Political actors generally do not fall exclusively on one part of this scale – and may have some reformist positions and some reactionary ones. While a politician can take a left-wing or right-wing position,

But to a surprising degree, one can predict the actions and positions of a political actor based on their overall position on this spectrum – perhaps because it captures on a fundamental level how a political actor feels about his or her society and their natural temperament.

The reason I bring this up is a question: I have noticed that reactionaries tend to take within themselves (internalize) an exaggerated view of their enemy – and presume when making their own plans – that the enemies tactics and strategies are better than their own. What ends up happening in many of these reactionary groups is that they construct themselves on a model based on their worst fears of their enemy. The John Birch Society, for example, organized in self-sufficient cells with individual members having little to no knowledge of the group outside of their cell; they based this model on their perception of how Communist cells operated. Dick Cheney saw on September 11 the efficacy of violence and destruction to bring a people to heel; he apparently shared the view Osama Bin Laden did that America was not strong enough, not resilient enough to protect it’s way of life while remaining the same America – and so he then sought to unleash the righteous might of America on, eventually, a nation that had nothing to do with September 11 and remake the presidency into a national security dictatorship.
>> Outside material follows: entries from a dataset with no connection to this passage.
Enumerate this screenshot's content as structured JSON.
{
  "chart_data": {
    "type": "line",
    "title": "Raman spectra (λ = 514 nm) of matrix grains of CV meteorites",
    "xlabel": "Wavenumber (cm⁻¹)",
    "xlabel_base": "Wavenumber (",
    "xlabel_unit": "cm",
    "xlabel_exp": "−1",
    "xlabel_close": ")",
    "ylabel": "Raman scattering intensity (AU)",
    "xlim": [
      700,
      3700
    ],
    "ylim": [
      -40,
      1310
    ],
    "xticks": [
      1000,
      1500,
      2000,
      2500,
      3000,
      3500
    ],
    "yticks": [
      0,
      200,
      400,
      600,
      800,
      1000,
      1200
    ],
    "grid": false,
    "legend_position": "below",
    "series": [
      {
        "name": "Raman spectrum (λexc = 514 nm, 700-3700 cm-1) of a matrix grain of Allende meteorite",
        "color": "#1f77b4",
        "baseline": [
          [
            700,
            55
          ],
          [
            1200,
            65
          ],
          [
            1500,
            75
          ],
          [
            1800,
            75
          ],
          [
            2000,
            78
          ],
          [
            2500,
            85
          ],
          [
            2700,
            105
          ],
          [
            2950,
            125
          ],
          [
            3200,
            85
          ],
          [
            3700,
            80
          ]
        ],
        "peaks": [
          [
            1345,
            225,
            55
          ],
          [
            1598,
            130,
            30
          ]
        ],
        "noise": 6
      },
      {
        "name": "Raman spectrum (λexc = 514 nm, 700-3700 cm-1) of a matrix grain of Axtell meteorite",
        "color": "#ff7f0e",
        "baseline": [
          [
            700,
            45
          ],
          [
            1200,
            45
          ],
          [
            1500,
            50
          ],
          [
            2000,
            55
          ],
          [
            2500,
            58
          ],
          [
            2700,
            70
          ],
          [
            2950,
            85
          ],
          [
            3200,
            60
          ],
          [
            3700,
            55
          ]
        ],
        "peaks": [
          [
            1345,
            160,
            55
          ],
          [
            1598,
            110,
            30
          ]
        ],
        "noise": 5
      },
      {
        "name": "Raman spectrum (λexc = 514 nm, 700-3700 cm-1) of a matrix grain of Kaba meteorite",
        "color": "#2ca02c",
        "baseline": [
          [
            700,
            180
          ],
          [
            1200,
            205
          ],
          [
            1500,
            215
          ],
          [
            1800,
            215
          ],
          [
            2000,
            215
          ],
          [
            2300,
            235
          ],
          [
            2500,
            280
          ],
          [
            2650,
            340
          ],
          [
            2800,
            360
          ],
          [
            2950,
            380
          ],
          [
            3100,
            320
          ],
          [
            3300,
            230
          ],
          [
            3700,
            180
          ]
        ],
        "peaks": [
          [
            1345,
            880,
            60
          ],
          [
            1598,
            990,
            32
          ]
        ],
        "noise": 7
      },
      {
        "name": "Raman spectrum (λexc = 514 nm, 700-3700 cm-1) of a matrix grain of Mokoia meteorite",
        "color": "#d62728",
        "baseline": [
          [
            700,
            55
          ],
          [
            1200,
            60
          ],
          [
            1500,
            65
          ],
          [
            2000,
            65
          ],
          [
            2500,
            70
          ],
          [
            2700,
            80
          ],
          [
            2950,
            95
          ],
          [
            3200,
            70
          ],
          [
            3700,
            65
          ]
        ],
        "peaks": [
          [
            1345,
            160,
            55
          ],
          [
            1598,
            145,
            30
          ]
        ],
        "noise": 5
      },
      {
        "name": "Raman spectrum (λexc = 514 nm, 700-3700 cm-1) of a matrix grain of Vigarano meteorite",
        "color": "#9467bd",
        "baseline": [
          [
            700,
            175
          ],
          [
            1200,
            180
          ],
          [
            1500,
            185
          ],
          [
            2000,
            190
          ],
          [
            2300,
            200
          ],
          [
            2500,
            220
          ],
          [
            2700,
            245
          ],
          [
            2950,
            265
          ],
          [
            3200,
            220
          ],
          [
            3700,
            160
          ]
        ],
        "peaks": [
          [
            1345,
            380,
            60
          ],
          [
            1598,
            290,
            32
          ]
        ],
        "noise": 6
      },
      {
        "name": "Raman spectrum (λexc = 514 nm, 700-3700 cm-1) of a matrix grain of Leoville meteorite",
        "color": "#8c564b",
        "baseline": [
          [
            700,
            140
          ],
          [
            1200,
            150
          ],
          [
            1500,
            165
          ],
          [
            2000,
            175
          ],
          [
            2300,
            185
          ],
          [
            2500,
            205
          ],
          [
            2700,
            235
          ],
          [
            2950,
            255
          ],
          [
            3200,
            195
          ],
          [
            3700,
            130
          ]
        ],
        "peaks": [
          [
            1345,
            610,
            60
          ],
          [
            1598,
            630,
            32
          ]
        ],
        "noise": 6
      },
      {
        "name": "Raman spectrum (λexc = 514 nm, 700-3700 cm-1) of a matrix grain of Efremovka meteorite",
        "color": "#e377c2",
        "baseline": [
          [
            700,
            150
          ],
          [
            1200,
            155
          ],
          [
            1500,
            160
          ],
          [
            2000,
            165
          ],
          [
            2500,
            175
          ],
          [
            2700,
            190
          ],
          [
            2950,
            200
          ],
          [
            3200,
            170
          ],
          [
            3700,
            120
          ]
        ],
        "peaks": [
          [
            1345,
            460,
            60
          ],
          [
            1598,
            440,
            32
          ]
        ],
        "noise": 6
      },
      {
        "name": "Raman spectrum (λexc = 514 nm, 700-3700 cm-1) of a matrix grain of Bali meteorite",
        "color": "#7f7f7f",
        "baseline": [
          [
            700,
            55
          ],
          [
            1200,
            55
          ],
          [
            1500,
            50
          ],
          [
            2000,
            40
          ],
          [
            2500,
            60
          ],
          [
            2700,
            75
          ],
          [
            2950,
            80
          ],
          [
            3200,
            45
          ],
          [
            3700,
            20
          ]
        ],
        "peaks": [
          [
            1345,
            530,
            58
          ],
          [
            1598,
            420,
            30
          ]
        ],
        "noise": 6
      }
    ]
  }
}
This internalizing of the enemy’s tactics and strategy does not only occur in reactionary groups – but I think – and this is my question – that reactionary groups are defined primarily by their worst fears of their enemy – which they then internalize and model their own organization on.

Reactionaries are more susceptible to this because they have already lost – to some degree – and generally believe their enemy must have in some way won not by honest means but by some clever stratagem. The rationale is that by imitating this stratagem the reactionaries will be able to protect their way of life. But it is impossible to maintain the status quo by radical action – because such actions inevitably upset the very thing being protected.